Литмир - Электронная Библиотека

Можно спеть целую жизнь.

(Или нарисовать.)

Ни петь, ни рисовать – как говорят о крепко выпивших – это не его случай. Его случай – выбрать одно из двух, вырастить голос (у него – солидный баритон, ну ладно, баритончик!) или положиться на тот, внутренний, неслышимый голос художника, который в детстве заставлял его плакать от отсутствия чистого листа. Не на чем рисовать – вот это горе.
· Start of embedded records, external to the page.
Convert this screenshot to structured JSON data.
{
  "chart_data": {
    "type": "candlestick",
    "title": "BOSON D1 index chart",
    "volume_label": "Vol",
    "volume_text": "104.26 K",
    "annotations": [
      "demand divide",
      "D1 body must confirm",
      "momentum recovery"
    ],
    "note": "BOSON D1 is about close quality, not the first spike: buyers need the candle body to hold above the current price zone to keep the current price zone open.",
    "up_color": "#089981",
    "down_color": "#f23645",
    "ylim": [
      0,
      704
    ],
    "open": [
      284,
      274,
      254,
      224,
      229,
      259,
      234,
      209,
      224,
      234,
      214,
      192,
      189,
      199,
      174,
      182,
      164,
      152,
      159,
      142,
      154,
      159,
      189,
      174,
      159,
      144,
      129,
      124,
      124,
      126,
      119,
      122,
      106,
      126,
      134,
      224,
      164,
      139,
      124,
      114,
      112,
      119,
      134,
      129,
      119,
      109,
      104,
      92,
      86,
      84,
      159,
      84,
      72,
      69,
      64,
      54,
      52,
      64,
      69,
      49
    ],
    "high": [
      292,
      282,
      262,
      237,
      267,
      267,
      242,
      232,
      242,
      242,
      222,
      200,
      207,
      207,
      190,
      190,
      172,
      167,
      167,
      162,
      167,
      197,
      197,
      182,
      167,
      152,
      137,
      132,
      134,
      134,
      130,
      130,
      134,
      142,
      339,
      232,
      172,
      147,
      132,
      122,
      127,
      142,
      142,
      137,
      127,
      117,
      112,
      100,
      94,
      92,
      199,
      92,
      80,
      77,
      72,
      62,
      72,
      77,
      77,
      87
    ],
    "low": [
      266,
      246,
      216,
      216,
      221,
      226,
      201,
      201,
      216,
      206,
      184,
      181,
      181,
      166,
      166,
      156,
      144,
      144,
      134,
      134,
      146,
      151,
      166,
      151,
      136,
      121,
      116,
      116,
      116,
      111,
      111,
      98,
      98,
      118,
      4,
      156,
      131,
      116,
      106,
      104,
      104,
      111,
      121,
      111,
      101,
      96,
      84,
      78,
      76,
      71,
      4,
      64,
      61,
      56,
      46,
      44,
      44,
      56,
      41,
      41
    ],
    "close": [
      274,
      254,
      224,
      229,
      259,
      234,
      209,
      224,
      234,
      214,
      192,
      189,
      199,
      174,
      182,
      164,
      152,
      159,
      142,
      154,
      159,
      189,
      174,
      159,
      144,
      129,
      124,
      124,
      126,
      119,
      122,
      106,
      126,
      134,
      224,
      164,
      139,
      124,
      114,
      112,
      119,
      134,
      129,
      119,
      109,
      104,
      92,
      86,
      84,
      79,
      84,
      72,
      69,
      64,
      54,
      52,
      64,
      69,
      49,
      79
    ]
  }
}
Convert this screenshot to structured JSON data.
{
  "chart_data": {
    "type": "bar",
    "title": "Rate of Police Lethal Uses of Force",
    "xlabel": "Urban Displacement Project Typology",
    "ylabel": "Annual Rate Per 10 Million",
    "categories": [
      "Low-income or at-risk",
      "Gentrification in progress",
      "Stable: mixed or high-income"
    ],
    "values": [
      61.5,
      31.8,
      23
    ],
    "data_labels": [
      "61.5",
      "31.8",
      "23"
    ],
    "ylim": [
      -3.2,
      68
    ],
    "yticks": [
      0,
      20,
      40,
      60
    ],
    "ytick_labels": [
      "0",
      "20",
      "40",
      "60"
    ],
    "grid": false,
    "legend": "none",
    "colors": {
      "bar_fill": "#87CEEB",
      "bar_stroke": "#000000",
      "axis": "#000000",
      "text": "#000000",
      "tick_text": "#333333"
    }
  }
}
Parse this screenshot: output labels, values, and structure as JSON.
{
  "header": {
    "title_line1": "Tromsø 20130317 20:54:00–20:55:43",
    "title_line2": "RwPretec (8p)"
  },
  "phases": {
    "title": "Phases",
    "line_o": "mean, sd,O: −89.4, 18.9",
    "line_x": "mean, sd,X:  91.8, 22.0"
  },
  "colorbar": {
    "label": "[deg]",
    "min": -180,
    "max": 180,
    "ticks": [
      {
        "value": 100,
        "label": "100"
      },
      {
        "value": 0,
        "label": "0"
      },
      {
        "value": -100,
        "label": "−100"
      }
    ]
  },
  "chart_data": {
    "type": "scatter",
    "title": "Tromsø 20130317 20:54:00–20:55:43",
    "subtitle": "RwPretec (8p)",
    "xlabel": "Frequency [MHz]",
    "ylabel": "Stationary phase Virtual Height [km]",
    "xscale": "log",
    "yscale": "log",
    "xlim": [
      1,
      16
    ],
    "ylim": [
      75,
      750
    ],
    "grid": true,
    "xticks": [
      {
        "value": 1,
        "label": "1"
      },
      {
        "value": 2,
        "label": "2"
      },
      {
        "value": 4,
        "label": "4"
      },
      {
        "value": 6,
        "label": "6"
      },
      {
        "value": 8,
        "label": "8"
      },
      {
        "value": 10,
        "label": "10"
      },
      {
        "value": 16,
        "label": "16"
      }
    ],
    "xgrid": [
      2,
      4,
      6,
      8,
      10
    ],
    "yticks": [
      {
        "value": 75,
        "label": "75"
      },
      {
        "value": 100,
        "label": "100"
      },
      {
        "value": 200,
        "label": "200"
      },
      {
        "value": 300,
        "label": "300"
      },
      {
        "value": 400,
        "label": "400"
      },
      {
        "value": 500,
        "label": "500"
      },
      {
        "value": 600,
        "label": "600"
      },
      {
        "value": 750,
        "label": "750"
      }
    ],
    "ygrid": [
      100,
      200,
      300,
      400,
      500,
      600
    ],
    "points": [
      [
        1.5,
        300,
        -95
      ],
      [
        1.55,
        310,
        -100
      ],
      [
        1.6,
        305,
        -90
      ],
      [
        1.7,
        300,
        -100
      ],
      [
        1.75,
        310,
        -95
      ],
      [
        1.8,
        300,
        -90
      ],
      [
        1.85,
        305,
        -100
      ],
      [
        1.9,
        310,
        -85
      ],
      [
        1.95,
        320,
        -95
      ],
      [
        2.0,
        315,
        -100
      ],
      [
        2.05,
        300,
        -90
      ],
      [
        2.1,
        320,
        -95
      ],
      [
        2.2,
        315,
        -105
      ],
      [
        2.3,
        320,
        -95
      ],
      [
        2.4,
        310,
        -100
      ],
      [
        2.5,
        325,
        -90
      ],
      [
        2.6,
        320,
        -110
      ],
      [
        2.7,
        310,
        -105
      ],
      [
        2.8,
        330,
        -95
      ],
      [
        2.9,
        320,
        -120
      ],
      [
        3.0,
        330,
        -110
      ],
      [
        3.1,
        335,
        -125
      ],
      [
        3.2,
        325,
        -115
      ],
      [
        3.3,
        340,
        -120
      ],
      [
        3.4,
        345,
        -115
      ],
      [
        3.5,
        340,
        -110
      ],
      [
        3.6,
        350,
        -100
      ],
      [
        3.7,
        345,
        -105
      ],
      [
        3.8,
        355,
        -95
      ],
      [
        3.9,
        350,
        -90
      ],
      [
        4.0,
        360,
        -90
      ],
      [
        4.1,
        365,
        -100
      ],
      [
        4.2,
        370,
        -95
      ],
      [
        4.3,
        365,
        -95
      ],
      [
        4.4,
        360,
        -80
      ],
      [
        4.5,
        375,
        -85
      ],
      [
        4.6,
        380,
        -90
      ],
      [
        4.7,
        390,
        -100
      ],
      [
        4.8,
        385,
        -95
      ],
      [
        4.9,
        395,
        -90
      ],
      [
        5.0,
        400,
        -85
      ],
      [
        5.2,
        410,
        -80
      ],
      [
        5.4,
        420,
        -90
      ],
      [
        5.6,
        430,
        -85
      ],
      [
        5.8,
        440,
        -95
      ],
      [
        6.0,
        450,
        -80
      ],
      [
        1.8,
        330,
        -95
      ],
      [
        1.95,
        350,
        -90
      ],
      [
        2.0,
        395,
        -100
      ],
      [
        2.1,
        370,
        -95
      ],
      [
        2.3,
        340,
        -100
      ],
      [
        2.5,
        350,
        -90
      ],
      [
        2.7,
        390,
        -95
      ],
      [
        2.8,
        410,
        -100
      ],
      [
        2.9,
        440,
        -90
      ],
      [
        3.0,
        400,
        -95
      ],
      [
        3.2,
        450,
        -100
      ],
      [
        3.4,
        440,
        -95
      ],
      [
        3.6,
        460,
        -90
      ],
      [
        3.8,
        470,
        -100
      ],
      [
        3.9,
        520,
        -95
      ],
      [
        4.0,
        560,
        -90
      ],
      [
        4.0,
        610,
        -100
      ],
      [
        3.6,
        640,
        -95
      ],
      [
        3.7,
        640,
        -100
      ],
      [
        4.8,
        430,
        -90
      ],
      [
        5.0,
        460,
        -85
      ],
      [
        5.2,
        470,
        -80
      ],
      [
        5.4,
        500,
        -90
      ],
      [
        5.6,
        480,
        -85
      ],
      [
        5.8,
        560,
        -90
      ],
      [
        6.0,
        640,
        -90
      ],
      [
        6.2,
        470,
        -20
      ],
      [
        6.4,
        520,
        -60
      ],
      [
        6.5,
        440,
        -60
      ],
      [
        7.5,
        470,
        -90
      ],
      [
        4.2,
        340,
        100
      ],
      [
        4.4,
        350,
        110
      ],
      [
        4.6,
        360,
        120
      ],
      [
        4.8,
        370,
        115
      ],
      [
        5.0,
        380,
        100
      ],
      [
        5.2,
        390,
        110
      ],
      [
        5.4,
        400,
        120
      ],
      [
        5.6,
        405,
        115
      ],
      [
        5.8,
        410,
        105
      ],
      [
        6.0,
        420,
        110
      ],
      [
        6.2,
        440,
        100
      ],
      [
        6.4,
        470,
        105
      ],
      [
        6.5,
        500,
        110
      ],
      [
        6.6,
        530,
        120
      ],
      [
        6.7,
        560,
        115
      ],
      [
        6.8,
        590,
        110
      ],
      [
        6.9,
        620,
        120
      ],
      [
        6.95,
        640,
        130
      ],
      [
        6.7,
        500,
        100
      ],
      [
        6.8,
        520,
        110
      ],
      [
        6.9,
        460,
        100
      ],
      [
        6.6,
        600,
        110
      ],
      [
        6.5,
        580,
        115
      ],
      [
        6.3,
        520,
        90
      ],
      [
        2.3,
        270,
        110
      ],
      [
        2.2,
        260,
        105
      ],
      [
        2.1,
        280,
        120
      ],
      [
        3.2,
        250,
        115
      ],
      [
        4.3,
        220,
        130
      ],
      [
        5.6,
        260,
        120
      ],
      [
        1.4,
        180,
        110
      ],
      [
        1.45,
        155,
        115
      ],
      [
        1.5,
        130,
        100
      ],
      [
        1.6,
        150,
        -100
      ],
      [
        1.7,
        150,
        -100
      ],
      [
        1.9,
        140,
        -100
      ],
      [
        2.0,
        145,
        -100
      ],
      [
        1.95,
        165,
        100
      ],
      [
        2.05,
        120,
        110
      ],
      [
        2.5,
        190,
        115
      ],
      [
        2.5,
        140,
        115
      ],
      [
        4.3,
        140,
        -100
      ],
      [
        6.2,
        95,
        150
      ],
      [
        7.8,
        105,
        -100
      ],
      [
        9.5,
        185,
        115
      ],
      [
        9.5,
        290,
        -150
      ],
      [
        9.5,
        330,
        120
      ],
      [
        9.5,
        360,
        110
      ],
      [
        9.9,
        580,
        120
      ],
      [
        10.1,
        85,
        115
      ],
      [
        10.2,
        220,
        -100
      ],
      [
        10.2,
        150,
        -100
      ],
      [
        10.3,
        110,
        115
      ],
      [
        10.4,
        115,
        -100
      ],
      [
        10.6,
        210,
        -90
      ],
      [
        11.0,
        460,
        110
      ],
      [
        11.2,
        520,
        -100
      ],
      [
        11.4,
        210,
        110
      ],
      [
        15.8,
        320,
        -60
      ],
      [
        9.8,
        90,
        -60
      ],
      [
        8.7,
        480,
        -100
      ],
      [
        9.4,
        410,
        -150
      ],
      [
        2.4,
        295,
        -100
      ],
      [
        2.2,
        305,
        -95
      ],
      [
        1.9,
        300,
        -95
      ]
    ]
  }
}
А вдруг получится и то, и это? Берёшь два горошка на ложку, хватаешь сразу двух зайцев за уши и удобно садишься между двумя стульями фирмы «Тонет» – почему бы и нет? Бородин вообще был химиком – но написал «Князя Игоря». А Чехов – врач. А мальчик представляет себя солистом оперы (лучше бы, конечно, тенором) и в то же время художником, придумавшим декорации к «Аиде», «Травиате», «Фаусту»…

Отныне мальчик ходит в оперный почти каждый вечер – билетёрши кивают ему, как знакомому, иногда пускают бесплатно.

Дома он рисует или читает о рыцарях Круглого стола: так увлекается, что не слышит мамин голос из-за стенки:

– Я ещё утром просила тебя вынести помойное ведро!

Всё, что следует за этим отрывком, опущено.